Schweizer Aktionärbindungsverträge

Ein Aktionärbindungsvertrag,der Eigentum, Kontrolle und Exit-Regeln klar festlegt.

Übersetzen Sie Erwartungen von Gründern und Investoren in klare Regeln für Entscheide, Übertragungen, Austritte und Exits, abgestimmt mit Statuten, Cap Table und Finanzierungsdokumenten.

Ein Aktionärbindungsvertrag wirkt am besten als Betriebssystem für echte Entscheide, nicht als Sammlung marktüblicher Klauseln.

Wann dieses Mandat sinnvoll ist

  • Mitgründer teilen Aktien und Verantwortlichkeiten erstmals verbindlich auf.
  • Ein neuer Investor tritt dem Aktionariat bei.
  • Gründer-Vesting, Leaver-Folgen oder Übertragungsrechte sind unklar.
  • Der bestehende Vertrag passt nicht mehr zu Statuten, Cap Table oder Governance.

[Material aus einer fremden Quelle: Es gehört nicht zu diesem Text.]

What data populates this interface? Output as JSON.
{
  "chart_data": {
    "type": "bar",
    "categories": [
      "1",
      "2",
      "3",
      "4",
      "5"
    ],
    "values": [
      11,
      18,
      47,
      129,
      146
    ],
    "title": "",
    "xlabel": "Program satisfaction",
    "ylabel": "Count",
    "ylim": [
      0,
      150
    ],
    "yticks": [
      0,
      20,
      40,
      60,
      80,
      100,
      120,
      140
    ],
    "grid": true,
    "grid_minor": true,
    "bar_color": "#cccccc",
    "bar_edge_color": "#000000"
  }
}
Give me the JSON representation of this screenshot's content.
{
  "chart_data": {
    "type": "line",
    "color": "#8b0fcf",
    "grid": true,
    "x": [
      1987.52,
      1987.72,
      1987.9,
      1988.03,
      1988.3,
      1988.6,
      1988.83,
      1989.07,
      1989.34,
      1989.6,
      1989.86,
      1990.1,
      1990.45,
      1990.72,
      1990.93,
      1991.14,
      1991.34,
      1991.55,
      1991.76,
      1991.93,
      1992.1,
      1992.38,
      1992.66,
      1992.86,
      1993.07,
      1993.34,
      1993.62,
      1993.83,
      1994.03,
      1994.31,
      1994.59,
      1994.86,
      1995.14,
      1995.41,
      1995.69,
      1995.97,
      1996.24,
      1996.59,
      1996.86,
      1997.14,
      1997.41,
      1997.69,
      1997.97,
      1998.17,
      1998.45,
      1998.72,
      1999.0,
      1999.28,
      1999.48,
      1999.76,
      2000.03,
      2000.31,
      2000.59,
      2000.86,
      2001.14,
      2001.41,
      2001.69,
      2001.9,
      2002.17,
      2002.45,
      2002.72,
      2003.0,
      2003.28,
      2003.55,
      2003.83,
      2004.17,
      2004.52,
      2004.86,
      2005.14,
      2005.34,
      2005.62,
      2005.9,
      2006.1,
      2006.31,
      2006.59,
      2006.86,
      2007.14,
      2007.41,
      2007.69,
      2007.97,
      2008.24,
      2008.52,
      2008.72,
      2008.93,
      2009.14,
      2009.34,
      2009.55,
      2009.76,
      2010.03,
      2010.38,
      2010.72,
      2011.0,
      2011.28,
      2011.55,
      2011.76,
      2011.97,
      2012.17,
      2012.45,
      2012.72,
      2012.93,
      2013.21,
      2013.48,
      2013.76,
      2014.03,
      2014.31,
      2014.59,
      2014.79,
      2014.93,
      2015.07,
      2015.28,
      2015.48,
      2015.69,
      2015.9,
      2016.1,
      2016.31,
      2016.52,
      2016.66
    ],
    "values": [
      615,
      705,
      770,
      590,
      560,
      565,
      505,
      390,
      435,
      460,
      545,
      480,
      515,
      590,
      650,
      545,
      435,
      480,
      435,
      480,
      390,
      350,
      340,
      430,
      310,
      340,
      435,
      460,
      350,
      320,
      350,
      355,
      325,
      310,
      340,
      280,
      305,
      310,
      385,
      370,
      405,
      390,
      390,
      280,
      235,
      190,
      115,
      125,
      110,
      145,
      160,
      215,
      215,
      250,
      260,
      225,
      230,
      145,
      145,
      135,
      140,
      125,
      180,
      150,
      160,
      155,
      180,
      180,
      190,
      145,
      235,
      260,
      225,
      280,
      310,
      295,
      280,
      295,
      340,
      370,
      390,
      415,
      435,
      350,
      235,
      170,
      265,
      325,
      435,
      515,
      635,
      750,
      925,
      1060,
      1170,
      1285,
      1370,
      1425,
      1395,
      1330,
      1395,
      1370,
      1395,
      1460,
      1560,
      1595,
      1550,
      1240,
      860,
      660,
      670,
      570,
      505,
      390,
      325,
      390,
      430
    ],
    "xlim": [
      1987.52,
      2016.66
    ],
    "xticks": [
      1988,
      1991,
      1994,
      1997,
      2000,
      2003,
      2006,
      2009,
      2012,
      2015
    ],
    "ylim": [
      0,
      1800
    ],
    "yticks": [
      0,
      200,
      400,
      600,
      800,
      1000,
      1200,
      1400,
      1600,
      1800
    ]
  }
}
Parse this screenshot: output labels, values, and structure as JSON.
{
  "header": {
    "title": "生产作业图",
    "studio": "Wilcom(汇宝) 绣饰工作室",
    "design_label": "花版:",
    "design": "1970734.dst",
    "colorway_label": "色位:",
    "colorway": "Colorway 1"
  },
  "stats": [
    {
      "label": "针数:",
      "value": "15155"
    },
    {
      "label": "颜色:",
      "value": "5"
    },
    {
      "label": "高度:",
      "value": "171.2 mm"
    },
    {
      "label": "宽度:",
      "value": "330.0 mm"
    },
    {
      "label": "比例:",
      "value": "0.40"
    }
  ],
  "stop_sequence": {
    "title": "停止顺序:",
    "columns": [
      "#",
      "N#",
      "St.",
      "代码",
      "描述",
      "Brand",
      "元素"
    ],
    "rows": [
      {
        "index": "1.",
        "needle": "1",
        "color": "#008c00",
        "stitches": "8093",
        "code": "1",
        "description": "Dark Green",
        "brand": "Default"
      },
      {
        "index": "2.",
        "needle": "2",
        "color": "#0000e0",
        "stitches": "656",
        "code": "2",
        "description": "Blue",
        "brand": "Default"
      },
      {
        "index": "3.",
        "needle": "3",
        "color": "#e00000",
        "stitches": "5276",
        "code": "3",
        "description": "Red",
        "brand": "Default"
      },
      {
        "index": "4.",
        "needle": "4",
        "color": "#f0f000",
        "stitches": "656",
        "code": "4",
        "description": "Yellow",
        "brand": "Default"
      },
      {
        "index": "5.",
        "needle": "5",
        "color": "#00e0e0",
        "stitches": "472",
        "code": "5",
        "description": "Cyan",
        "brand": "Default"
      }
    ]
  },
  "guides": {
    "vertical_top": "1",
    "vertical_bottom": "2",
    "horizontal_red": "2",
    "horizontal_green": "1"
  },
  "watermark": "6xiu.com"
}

Die schwierigsten Klauseln greifen ineinander

Kontrolle wird auf Stimmprozente reduziert

Verwaltungsratssitze, vorbehaltene Entscheide, Informationsrechte und Deadlock-Regeln können wichtiger sein als die Beteiligungsquote.

Vesting passt nicht zur Übertragungsmechanik

Eine Leaver-Klausel nützt nur, wenn Kaufrecht, Preis, Genehmigungen und Übertragung tatsächlich vollzogen werden können.

Exit-Rechte werden isoliert formuliert

Drag, Tag, Vorkauf und Investorenpräferenzen müssen mit demselben Verkaufsprozess und Cap Table funktionieren.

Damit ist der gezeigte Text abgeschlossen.